I enjoy the work so much. But not getting the recognition for the time I put into it leaves me stuck in a dilemma – I can only do this work, which I view as an important part of my responsibility as an academic, in my scarce spare time and at the expense of publishing more research, which is what I’m evaluated on.
That’s definitely a source of frustration. And I very much hope that in the future evaluation frameworks will change to allow researchers more time and freedom to do this type of work and get recognition for it.
I think in many ways it’s grown organically, but that wouldn’t have happened if I hadn’t taken up opportunities when they came my way. It started with small things – like former students asking me to do lectures at larger podiums for bigger audiences. And then someone in the audience picks that up and this generates new connections, and so on.
Once you begin to build a reputation for being an expert on certain topics – particularly newsworthy topics like the MH-17 crash which I’ve testified in parliament about – it can snowball from there.
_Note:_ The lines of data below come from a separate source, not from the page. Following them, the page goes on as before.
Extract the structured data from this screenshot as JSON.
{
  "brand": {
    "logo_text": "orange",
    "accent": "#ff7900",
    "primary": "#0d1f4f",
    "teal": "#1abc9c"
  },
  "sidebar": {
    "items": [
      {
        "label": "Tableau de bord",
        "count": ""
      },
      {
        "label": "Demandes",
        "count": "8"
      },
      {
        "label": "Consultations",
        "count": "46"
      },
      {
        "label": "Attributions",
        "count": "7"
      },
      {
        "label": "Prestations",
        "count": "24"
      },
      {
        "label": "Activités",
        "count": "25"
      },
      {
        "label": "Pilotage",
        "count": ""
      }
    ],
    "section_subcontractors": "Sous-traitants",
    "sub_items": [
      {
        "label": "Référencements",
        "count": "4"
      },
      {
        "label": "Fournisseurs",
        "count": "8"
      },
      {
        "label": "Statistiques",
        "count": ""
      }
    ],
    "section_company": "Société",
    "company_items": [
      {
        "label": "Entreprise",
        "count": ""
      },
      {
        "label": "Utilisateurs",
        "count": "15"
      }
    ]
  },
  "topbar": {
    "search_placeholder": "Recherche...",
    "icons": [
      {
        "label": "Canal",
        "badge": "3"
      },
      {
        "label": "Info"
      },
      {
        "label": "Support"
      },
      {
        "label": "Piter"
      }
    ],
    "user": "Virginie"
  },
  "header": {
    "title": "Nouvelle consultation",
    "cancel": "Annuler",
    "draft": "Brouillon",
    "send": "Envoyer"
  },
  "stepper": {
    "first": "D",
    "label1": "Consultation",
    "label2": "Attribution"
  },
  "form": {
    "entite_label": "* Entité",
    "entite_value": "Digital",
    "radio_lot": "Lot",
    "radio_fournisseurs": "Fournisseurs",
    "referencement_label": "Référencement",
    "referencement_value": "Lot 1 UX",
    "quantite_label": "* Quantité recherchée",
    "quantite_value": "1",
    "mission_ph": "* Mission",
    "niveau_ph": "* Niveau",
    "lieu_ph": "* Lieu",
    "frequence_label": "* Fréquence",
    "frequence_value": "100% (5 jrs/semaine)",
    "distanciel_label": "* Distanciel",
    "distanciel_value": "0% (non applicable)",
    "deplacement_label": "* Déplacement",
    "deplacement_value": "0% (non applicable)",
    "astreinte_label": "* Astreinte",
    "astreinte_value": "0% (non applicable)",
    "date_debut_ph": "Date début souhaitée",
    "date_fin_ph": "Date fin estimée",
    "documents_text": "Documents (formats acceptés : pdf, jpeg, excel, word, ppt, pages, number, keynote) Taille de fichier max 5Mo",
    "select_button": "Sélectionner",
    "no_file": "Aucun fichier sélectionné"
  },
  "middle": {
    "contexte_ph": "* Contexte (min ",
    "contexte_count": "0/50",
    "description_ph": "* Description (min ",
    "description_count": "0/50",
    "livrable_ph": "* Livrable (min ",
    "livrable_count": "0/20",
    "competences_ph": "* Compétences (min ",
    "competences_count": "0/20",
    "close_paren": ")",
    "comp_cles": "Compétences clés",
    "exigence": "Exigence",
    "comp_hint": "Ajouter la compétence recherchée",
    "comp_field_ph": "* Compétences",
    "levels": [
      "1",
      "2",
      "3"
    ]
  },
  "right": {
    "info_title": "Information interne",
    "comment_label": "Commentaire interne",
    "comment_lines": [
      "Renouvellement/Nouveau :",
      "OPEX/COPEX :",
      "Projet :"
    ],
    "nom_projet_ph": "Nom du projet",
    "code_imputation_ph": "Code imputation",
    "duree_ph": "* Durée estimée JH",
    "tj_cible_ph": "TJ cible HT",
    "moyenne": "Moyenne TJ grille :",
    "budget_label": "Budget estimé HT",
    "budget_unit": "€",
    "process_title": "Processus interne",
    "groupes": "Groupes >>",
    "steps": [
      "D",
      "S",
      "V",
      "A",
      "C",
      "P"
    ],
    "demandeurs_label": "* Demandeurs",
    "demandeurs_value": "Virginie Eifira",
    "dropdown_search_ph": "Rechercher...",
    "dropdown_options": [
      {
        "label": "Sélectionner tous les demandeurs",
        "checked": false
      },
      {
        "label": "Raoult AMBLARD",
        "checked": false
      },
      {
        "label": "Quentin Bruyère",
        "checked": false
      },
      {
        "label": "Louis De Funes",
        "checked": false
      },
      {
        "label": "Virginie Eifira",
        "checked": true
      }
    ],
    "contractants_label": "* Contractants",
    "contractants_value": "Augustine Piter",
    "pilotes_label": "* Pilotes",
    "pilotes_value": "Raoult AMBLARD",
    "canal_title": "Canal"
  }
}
I also think Twitter is a great tool to communicate with journalists. The approach I would recommend if you’re seeking more exposure for your research is to look for discussions and articles being posted about subjects relevant to your research. And if you think you have something to add to the conversation or debate, you can join it. You don't need to be cocky. You can respond by saying, “Actually, I've done research on this, and this is what I found.” And then you tag in your articles. Scholarly or non-scholarly. And that is a way for people following the discussion, including journalists, to see that.
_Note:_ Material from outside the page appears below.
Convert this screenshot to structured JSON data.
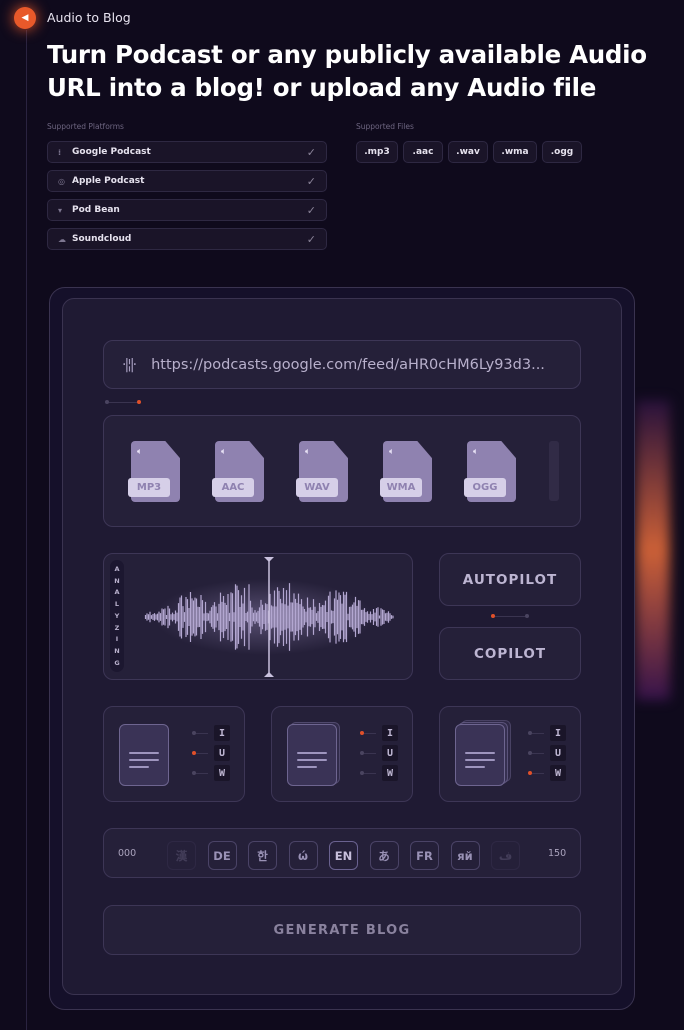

Another way to do something similar is op-eds. I've written a few of those too. Usually, because I’ve read something in the news and thought, “this isn’t quite right” or “I can add to this debate”.
I think the key thing for academics to bear in mind with this is that you need to be fast. You can't sit back and think and then respond a month later. It doesn't work that way. So you do need to rewire yourself to react more quickly.
I think it's extraordinary and a huge privilege to be able to fulfil a role in society like this. Firstly, to be paid by society to think – that’s pretty amazing in and of itself. But then to serve society through science, through academia, directly – by assisting clients, by talking to victims, by answering questions, by explaining to large audiences through the media. That's sensational to be able to do that with your brain and your time.
I think it’s the most beautiful job you can have. It’s just a pity that it's so hard to do it. And I'm not the first to say that I'll probably leave academia because of the difficulties, which breaks my own heart because I know that I’m born to do this. It’s what I want to do, it’s what society would want me to do because I'm at my best in this role. But the parameters, the circumstances make it unnecessarily hard. There’s a vital need to break down existing power structures and change the culture in academia.
Dr. Marieke de Hoon is Assistant Professor in international law, international criminal justice and human rights at Vrije Universiteit Amsterdam. She wrote her Ph.D. on the law and politics of the criminalization of aggressive use of armed force. She is moreover Senior Counsel and Director Netherlands Office at the Public International Law & Policy Group.